Do pecado ao prazer Por Victória Bolfe

A

lgumas barreiras do preconceito foram ultrapassadas em relação a termos corpos com os quais nos identificamos, mas sair do conceito de vandalização para o conceito de beleza e identidade não é uma ciência exata. Na sociedade contemporânea, as discussões sobre o próprio corpo e as modificações feitas nele estão cada vez mais constantes entre famílias, colegas e amigos, muitas vezes através de estereótipos e julgamentos. Isso porque por séculos, no cristianismo, o corpo, além da procriação, está associado ao pecado e à luxúria, levando cristãos a suprimirem seus desejos e repreenderem desejos alheios. Ao longo dos últimos anos, outros pensamentos foram construídos sobre nós mesmos e cada corpo passou a ser considerado único, uma mistura de genes hereditários com questões culturais, influências dos meios externos em que vivemos e nossas próprias vontades. Cada pessoa passou a alterar seu corpo para encontrar o prazer, mudança que para muitos está diretamente associada à própria aceitação ou à sua autenticidade. As redes sociais também têm tido importante papel de transformação:

as novas mídias intensificaram a necessidade de destaque da multidão, mesmo que seja acompanhando os passos de influenciadores digitais. Diante desse novo contexto estético, cabe uma reflexão para que o excesso de exposição não torne a vontade de mudar o corpo em patologia psicológica. Todos são livres para fugirem do estereótipo e aceitar a própria forma é uma questão de saúde, mas ainda resta estabelecermos diálogos mais saudáveis e empatia. Falar para a avó que a língua bifurcada é de Deus ou contar à sogra que tatuou a lombar não é um processo simples.
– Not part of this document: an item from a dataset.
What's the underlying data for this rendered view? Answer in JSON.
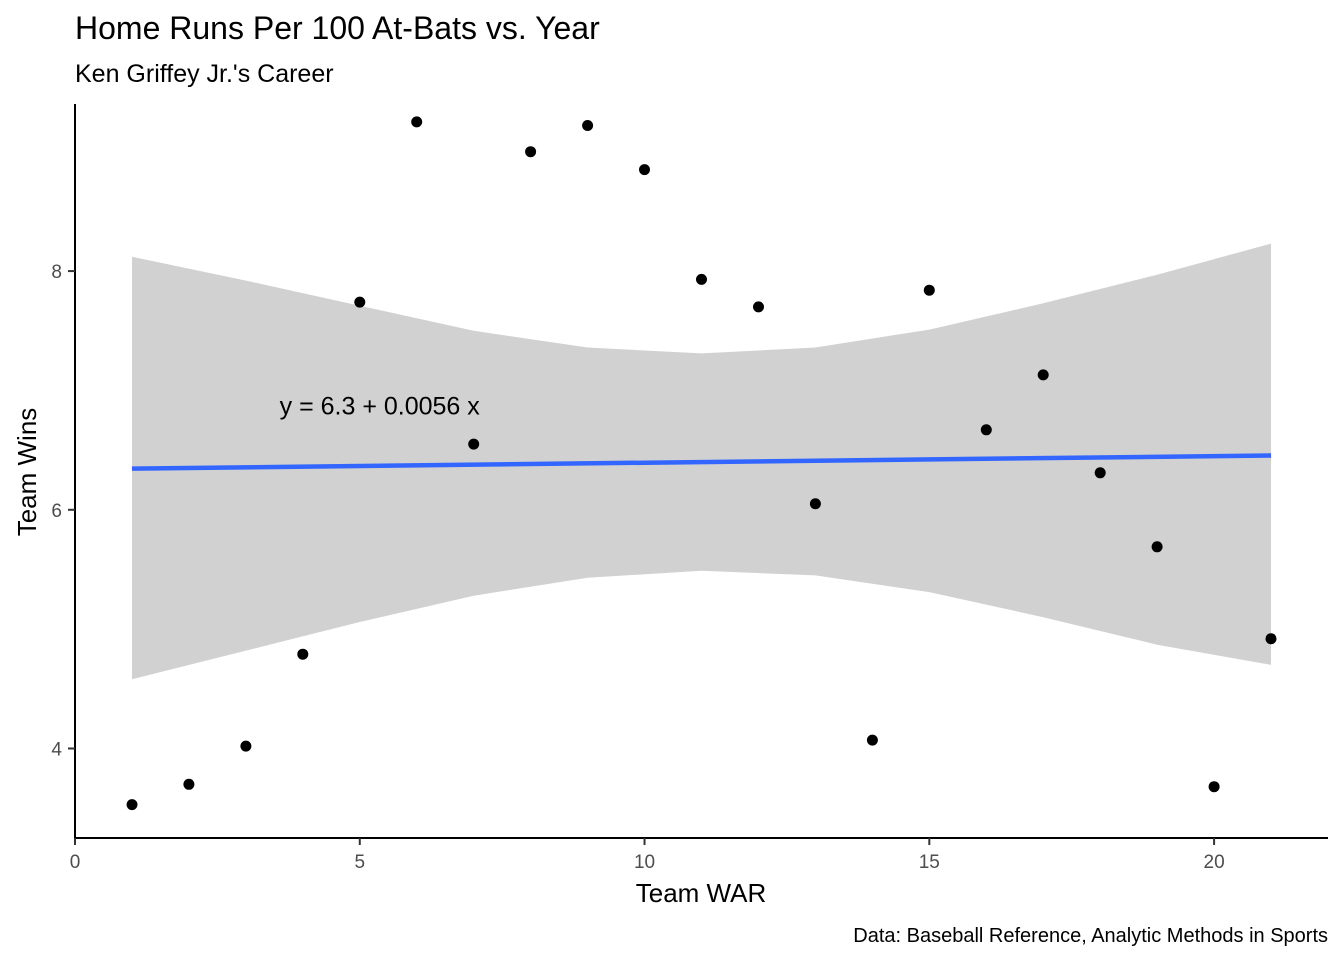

Há dificuldade em expormos mudanças ainda mais drásticas, como dizer ao amigo que fez a troca de sexo ou expor a quantidade de procedimentos estéticos pelos quais passou, situações que podem assustar quem vê de fora, mesmo em pleno século XXI. Essa discussão sobre as transformações do corpo e encontro da própria identidade será abordada neste caderno “Um corpo para chamar de meu”. A vida de uma travesti, o mercado de tatuagens e procedimentos estéticos, uma língua bifurcada e uma psicóloga estão reunidos neste suplemento para a reflexão de que o corpo é de cada ume que cada um escolhe qual corpo deve ser o seu.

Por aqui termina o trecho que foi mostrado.